Key Facts And Summary
- Pallas constitutes around 7% of the mass of the asteroid belt.
- It is the third most massive and third most large asteroid ever discovered.
- Pallas is slightly smaller, around three quarters the mass of 4 Vesta and and one quarter the mass of Ceres.
- Pallas has a diameter of 510 km / 230 mi.
- The second asteroid was discovered in 1802, and it was considered for some time a planet like most of the celestial objects found in the 19th century.
- After many more asteroids were discovered, after 1845, the time for reclassification had begun.
- Studies suggest that Pallas’s surface is most likely composed out of silicate material.
- Pallas’s spectrum resembles that of carbonaceous chondrite meteorites.
- The second asteroid has an orbital inclination of 34.8 degrees.
- Its orbit is unusually highly inclined to the plane of the asteroid belt, making Pallas inaccessible to spacecraft.
- Pallas’s orbital eccentricity is nearly as large as that of Pluto.
- It was considered a planet since 2006. However, once its shape was determined, it departs significantly from an ellipsoid, it lost its title.

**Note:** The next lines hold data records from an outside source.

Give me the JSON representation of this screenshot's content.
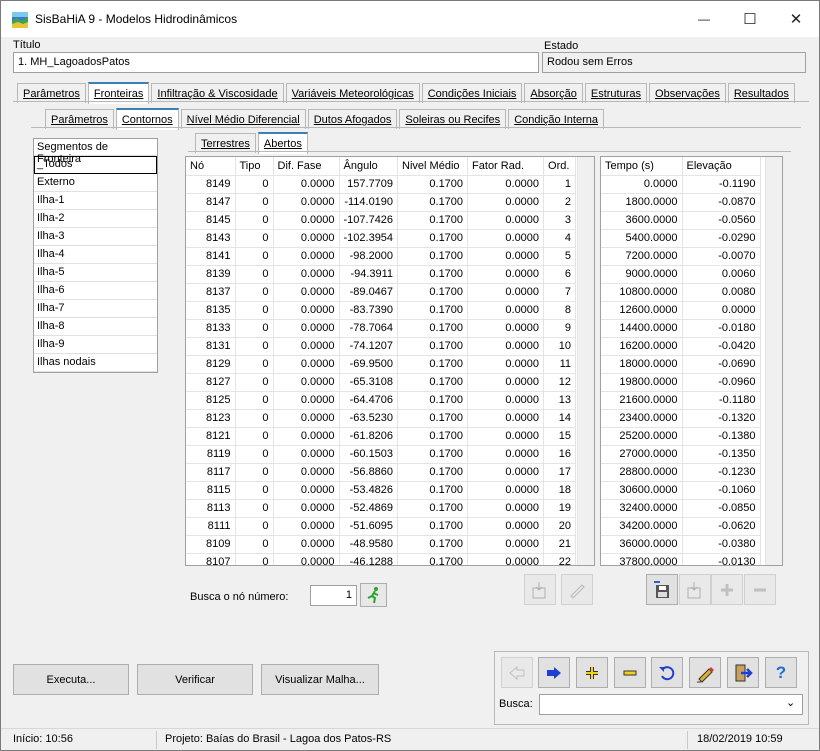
{
  "window": {
    "title": "SisBaHiA 9 - Modelos Hidrodinâmicos",
    "minimize": "—",
    "maximize": "☐",
    "close": "✕"
  },
  "header": {
    "titulo_label": "Título",
    "titulo_value": "1. MH_LagoadosPatos",
    "estado_label": "Estado",
    "estado_value": "Rodou sem Erros"
  },
  "main_tabs": [
    "Parâmetros",
    "Fronteiras",
    "Infiltração & Viscosidade",
    "Variáveis Meteorológicas",
    "Condições Iniciais",
    "Absorção",
    "Estruturas",
    "Observações",
    "Resultados"
  ],
  "sub_tabs": [
    "Parâmetros",
    "Contornos",
    "Nível Médio Diferencial",
    "Dutos Afogados",
    "Soleiras ou Recifes",
    "Condição Interna"
  ],
  "inner_tabs": [
    "Terrestres",
    "Abertos"
  ],
  "segments": {
    "header": "Segmentos de Fronteira",
    "items": [
      "_Todos",
      "Externo",
      "Ilha-1",
      "Ilha-2",
      "Ilha-3",
      "Ilha-4",
      "Ilha-5",
      "Ilha-6",
      "Ilha-7",
      "Ilha-8",
      "Ilha-9",
      "Ilhas nodais"
    ]
  },
  "nodes_table": {
    "columns": [
      "Nó",
      "Tipo",
      "Dif. Fase",
      "Ângulo",
      "Nivel Médio",
      "Fator Rad.",
      "Ord."
    ],
    "rows": [
      [
        "8149",
        "0",
        "0.0000",
        "157.7709",
        "0.1700",
        "0.0000",
        "1"
      ],
      [
        "8147",
        "0",
        "0.0000",
        "-114.0190",
        "0.1700",
        "0.0000",
        "2"
      ],
      [
        "8145",
        "0",
        "0.0000",
        "-107.7426",
        "0.1700",
        "0.0000",
        "3"
      ],
      [
        "8143",
        "0",
        "0.0000",
        "-102.3954",
        "0.1700",
        "0.0000",
        "4"
      ],
      [
        "8141",
        "0",
        "0.0000",
        "-98.2000",
        "0.1700",
        "0.0000",
        "5"
      ],
      [
        "8139",
        "0",
        "0.0000",
        "-94.3911",
        "0.1700",
        "0.0000",
        "6"
      ],
      [
        "8137",
        "0",
        "0.0000",
        "-89.0467",
        "0.1700",
        "0.0000",
        "7"
      ],
      [
        "8135",
        "0",
        "0.0000",
        "-83.7390",
        "0.1700",
        "0.0000",
        "8"
      ],
      [
        "8133",
        "0",
        "0.0000",
        "-78.7064",
        "0.1700",
        "0.0000",
        "9"
      ],
      [
        "8131",
        "0",
        "0.0000",
        "-74.1207",
        "0.1700",
        "0.0000",
        "10"
      ],
      [
        "8129",
        "0",
        "0.0000",
        "-69.9500",
        "0.1700",
        "0.0000",
        "11"
      ],
      [
        "8127",
        "0",
        "0.0000",
        "-65.3108",
        "0.1700",
        "0.0000",
        "12"
      ],
      [
        "8125",
        "0",
        "0.0000",
        "-64.4706",
        "0.1700",
        "0.0000",
        "13"
      ],
      [
        "8123",
        "0",
        "0.0000",
        "-63.5230",
        "0.1700",
        "0.0000",
        "14"
      ],
      [
        "8121",
        "0",
        "0.0000",
        "-61.8206",
        "0.1700",
        "0.0000",
        "15"
      ],
      [
        "8119",
        "0",
        "0.0000",
        "-60.1503",
        "0.1700",
        "0.0000",
        "16"
      ],
      [
        "8117",
        "0",
        "0.0000",
        "-56.8860",
        "0.1700",
        "0.0000",
        "17"
      ],
      [
        "8115",
        "0",
        "0.0000",
        "-53.4826",
        "0.1700",
        "0.0000",
        "18"
      ],
      [
        "8113",
        "0",
        "0.0000",
        "-52.4869",
        "0.1700",
        "0.0000",
        "19"
      ],
      [
        "8111",
        "0",
        "0.0000",
        "-51.6095",
        "0.1700",
        "0.0000",
        "20"
      ],
      [
        "8109",
        "0",
        "0.0000",
        "-48.9580",
        "0.1700",
        "0.0000",
        "21"
      ],
      [
        "8107",
        "0",
        "0.0000",
        "-46.1288",
        "0.1700",
        "0.0000",
        "22"
      ]
    ]
  },
  "time_table": {
    "columns": [
      "Tempo (s)",
      "Elevação"
    ],
    "rows": [
      [
        "0.0000",
        "-0.1190"
      ],
      [
        "1800.0000",
        "-0.0870"
      ],
      [
        "3600.0000",
        "-0.0560"
      ],
      [
        "5400.0000",
        "-0.0290"
      ],
      [
        "7200.0000",
        "-0.0070"
      ],
      [
        "9000.0000",
        "0.0060"
      ],
      [
        "10800.0000",
        "0.0080"
      ],
      [
        "12600.0000",
        "0.0000"
      ],
      [
        "14400.0000",
        "-0.0180"
      ],
      [
        "16200.0000",
        "-0.0420"
      ],
      [
        "18000.0000",
        "-0.0690"
      ],
      [
        "19800.0000",
        "-0.0960"
      ],
      [
        "21600.0000",
        "-0.1180"
      ],
      [
        "23400.0000",
        "-0.1320"
      ],
      [
        "25200.0000",
        "-0.1380"
      ],
      [
        "27000.0000",
        "-0.1350"
      ],
      [
        "28800.0000",
        "-0.1230"
      ],
      [
        "30600.0000",
        "-0.1060"
      ],
      [
        "32400.0000",
        "-0.0850"
      ],
      [
        "34200.0000",
        "-0.0620"
      ],
      [
        "36000.0000",
        "-0.0380"
      ],
      [
        "37800.0000",
        "-0.0130"
      ]
    ]
  },
  "search_node": {
    "label": "Busca o nó número:",
    "value": "1"
  },
  "buttons": {
    "executa": "Executa...",
    "verificar": "Verificar",
    "visualizar": "Visualizar Malha..."
  },
  "busca": {
    "label": "Busca:",
    "value": ""
  },
  "status": {
    "inicio": "Início: 10:56",
    "projeto": "Projeto: Baías do Brasil - Lagoa dos Patos-RS",
    "data": "18/02/2019 10:59"
  },
  "colors": {
    "accent": "#3c7fb1",
    "toolbar_blue": "#1f3fd0",
    "plus_yellow": "#f2d21a",
    "help_blue": "#1f6fd0",
    "run_green": "#2aa52a"
  }
}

- The apparent magnitude of Pallas varies from 6.49 to 10.65.
- The absolute magnitude of Pallas has been estimated to be at 4.13.
- Pallas is a spectral type B asteroid.
- Though some satellites were suggested to exist through different events such as occultations, they have yet to be observed clearly.
- Pallas is likely in a coincidental near 1:1 orbital resonance with Ceres.
- The second asteroid also has a near -18:7 orbital resonance / 91.700 year period, and an approximate 5:2 resonance / 83-year period with Jupiter.
- The orbit of Pallas was determined by the German astronomer Gauss.
- The Pallas family has more than 10 members with semi-major axes between 2.50 to 2.82 AU, and inclinations of 33-3 degrees.